Staying ready so you don’t have to get ready and be effective as a sysadmin, engineer, cybersecurity analyst, and more requires you to embrace automation and encourage the use of Ansible. Ansible allows you to do more with less, automate the boring stuff, help teams gather data, provision servers, and more. I’m hoping I’ve sold it enough by now.

New repo retrospective

Writing this blog has triggered me to update my ansible-template repo along with the creation of this vagrant-docker-provider-images repo. Having a place to store the dockerfiles is helpful for when companies decide to make changes and old server configs disappear from dockerhub or their online source repository can be vital to testing infrastructure that doesnt move a breakneck speeds. Not every company is moving as fast as Nike or Emerson.
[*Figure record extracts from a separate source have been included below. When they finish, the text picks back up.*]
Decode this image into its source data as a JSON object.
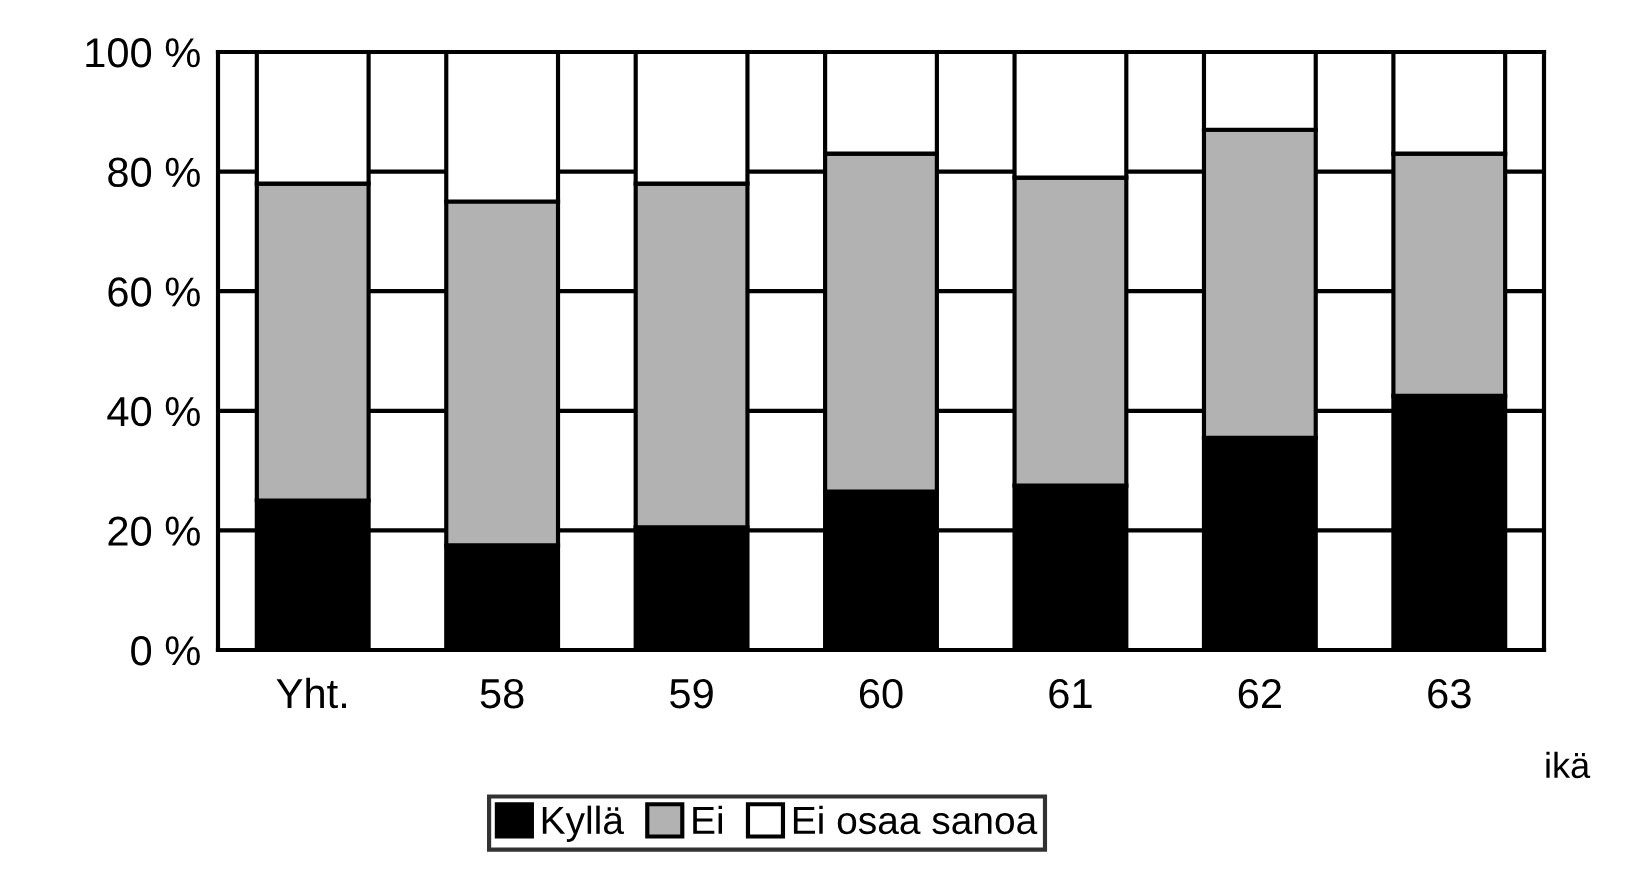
{
  "chart_data": {
    "type": "bar",
    "stacked": true,
    "xlabel": "ikä",
    "categories": [
      "Yht.",
      "58",
      "59",
      "60",
      "61",
      "62",
      "63"
    ],
    "series": [
      {
        "name": "Kyllä",
        "color": "#000000",
        "values": [
          25,
          17.5,
          20.5,
          26.5,
          27.5,
          35.5,
          42.5
        ]
      },
      {
        "name": "Ei",
        "color": "#b2b2b2",
        "values": [
          53,
          57.5,
          57.5,
          56.5,
          51.5,
          51.5,
          40.5
        ]
      },
      {
        "name": "Ei osaa sanoa",
        "color": "#ffffff",
        "values": [
          22,
          25,
          22,
          17,
          21,
          13,
          17
        ]
      }
    ],
    "ylim": [
      0,
      100
    ],
    "yticks": [
      {
        "value": 0,
        "label": "0 %"
      },
      {
        "value": 20,
        "label": "20 %"
      },
      {
        "value": 40,
        "label": "40 %"
      },
      {
        "value": 60,
        "label": "60 %"
      },
      {
        "value": 80,
        "label": "80 %"
      },
      {
        "value": 100,
        "label": "100 %"
      }
    ],
    "grid": "y",
    "legend": "bottom"
  }
}
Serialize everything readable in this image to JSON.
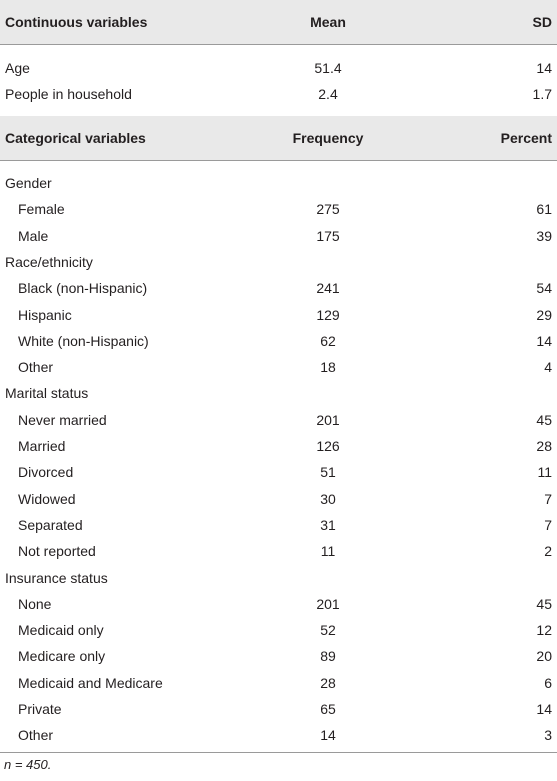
{
  "table": {
    "sections": [
      {
        "header": [
          "Continuous variables",
          "Mean",
          "SD"
        ],
        "rows": [
          [
            "Age",
            51.4,
            14
          ],
          [
            "People in household",
            2.4,
            1.7
          ]
        ]
      },
      {
        "header": [
          "Categorical variables",
          "Frequency",
          "Percent"
        ],
        "groups": [
          {
            "label": "Gender",
            "rows": [
              [
                "Female",
                275,
                61
              ],
              [
                "Male",
                175,
                39
              ]
            ]
          },
          {
            "label": "Race/ethnicity",
            "rows": [
              [
                "Black (non-Hispanic)",
                241,
                54
              ],
              [
                "Hispanic",
                129,
                29
              ],
              [
                "White (non-Hispanic)",
                62,
                14
              ],
              [
                "Other",
                18,
                4
              ]
            ]
          },
          {
            "label": "Marital status",
            "rows": [
              [
                "Never married",
                201,
                45
              ],
              [
                "Married",
                126,
                28
              ],
              [
                "Divorced",
                51,
                11
              ],
              [
                "Widowed",
                30,
                7
              ],
              [
                "Separated",
                31,
                7
              ],
              [
                "Not reported",
                11,
                2
              ]
            ]
          },
          {
            "label": "Insurance status",
            "rows": [
              [
                "None",
                201,
                45
              ],
              [
                "Medicaid only",
                52,
                12
              ],
              [
                "Medicare only",
                89,
                20
              ],
              [
                "Medicaid and Medicare",
                28,
                6
              ],
              [
                "Private",
                65,
                14
              ],
              [
                "Other",
                14,
                3
              ]
            ]
          }
        ]
      }
    ],
    "footnote": "n = 450."
  }
}
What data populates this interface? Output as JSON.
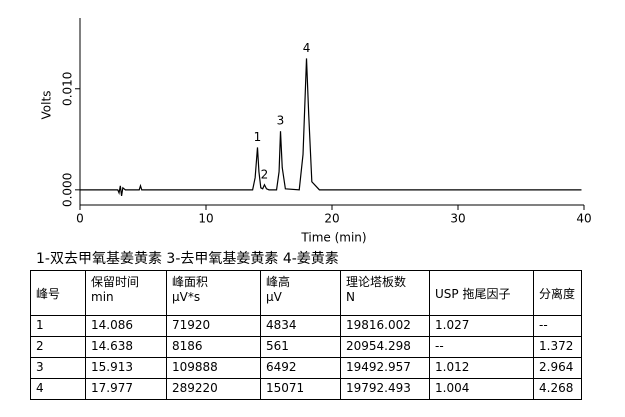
{
  "chart_data": {
    "type": "line",
    "xlabel": "Time (min)",
    "ylabel": "Volts",
    "x": [
      0,
      3.0,
      3.1,
      3.2,
      3.3,
      3.4,
      3.6,
      4.7,
      4.8,
      4.9,
      5.2,
      13.7,
      13.9,
      14.086,
      14.2,
      14.35,
      14.5,
      14.638,
      14.8,
      15.0,
      15.6,
      15.8,
      15.913,
      16.05,
      16.3,
      17.4,
      17.7,
      17.977,
      18.15,
      18.4,
      19.0,
      30.0,
      39.8
    ],
    "series": [
      {
        "name": "signal",
        "color": "#000000",
        "values": [
          0,
          0,
          -0.0003,
          0.0004,
          -0.0006,
          0.0002,
          0,
          0,
          0.0004,
          0,
          0,
          0,
          0.0012,
          0.0042,
          0.0018,
          0.0002,
          0.0001,
          0.0005,
          0.0001,
          0,
          0,
          0.0018,
          0.0058,
          0.0022,
          0.0001,
          0,
          0.0035,
          0.013,
          0.0075,
          0.0008,
          0,
          0,
          0
        ]
      }
    ],
    "annotations": [
      {
        "text": "1",
        "x": 14.086
      },
      {
        "text": "2",
        "x": 14.638
      },
      {
        "text": "3",
        "x": 15.913
      },
      {
        "text": "4",
        "x": 17.977
      }
    ],
    "xlim": [
      0,
      40
    ],
    "xticks": [
      0,
      10,
      20,
      30,
      40
    ],
    "ylim": [
      -0.0015,
      0.017
    ],
    "yticks": [
      {
        "value": 0,
        "label": "0.000"
      },
      {
        "value": 0.01,
        "label": "0.010"
      }
    ]
  },
  "caption": "1-双去甲氧基姜黄素 3-去甲氧基姜黄素 4-姜黄素",
  "table": {
    "header": [
      [
        "峰号"
      ],
      [
        "保留时间",
        "min"
      ],
      [
        "峰面积",
        "μV*s"
      ],
      [
        "峰高",
        "μV"
      ],
      [
        "理论塔板数",
        "N"
      ],
      [
        "USP 拖尾因子"
      ],
      [
        "分离度"
      ]
    ],
    "rows": [
      [
        "1",
        "14.086",
        "71920",
        "4834",
        "19816.002",
        "1.027",
        "--"
      ],
      [
        "2",
        "14.638",
        "8186",
        "561",
        "20954.298",
        "--",
        "1.372"
      ],
      [
        "3",
        "15.913",
        "109888",
        "6492",
        "19492.957",
        "1.012",
        "2.964"
      ],
      [
        "4",
        "17.977",
        "289220",
        "15071",
        "19792.493",
        "1.004",
        "4.268"
      ]
    ]
  }
}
The ansible-template repo is essentially a useful way to create a quick role that has the same structure of a role from ansible docs. However, this repo has a Vagrantfile in it configured to run Docker as the provisioner (because Virtualbox and other Hypervisors don’t run on M1 macbooks). I tend to come across some useful tests in ansible and keep them here because ansible molecule sucks and trying to stay up to date with setting up drivers has become more of a bug than a feature.

Having to use an M1 macbook for developing scripts and testing for work and the struggles with virtualization platforms like Virtualbox not working or other things that are compatible with osX ventura has also triggered the creation of creating Vagrant tests. If you know me you know that I don’t like apple products (mainly because of their price and restrictions), but sometimes my work machines are macbooks and I learn the hard way about these things. This time im writing it down and blogging about it to timestamp my frustrations for future reflection.

Conclusion

These are quick and dirty playbooks for day-to-day system administration. Ansible can be used for more advanced things like configuring database servers or changing config files based on changes or permissions of the files. There is definitely a larger list of things ansible can be used for that I will be blogging about. A few of them involve multi-chain deployments of packer builds and running ansible playbooks through CI/CD platforms, or provisioning sandboxed VM’s with ansible playbooks to provide as a product for customers in need of it, and more. This is just a quick blog for me to throw down some tasks I have written over time that I recently had to resurrect from out of the tombs. Thanks for reading.

If you wondering if learning about automation is important while trying to break into the IT industry I'll leave you with this. 

“You’re either the one that creates the automation or you’re getting automated.”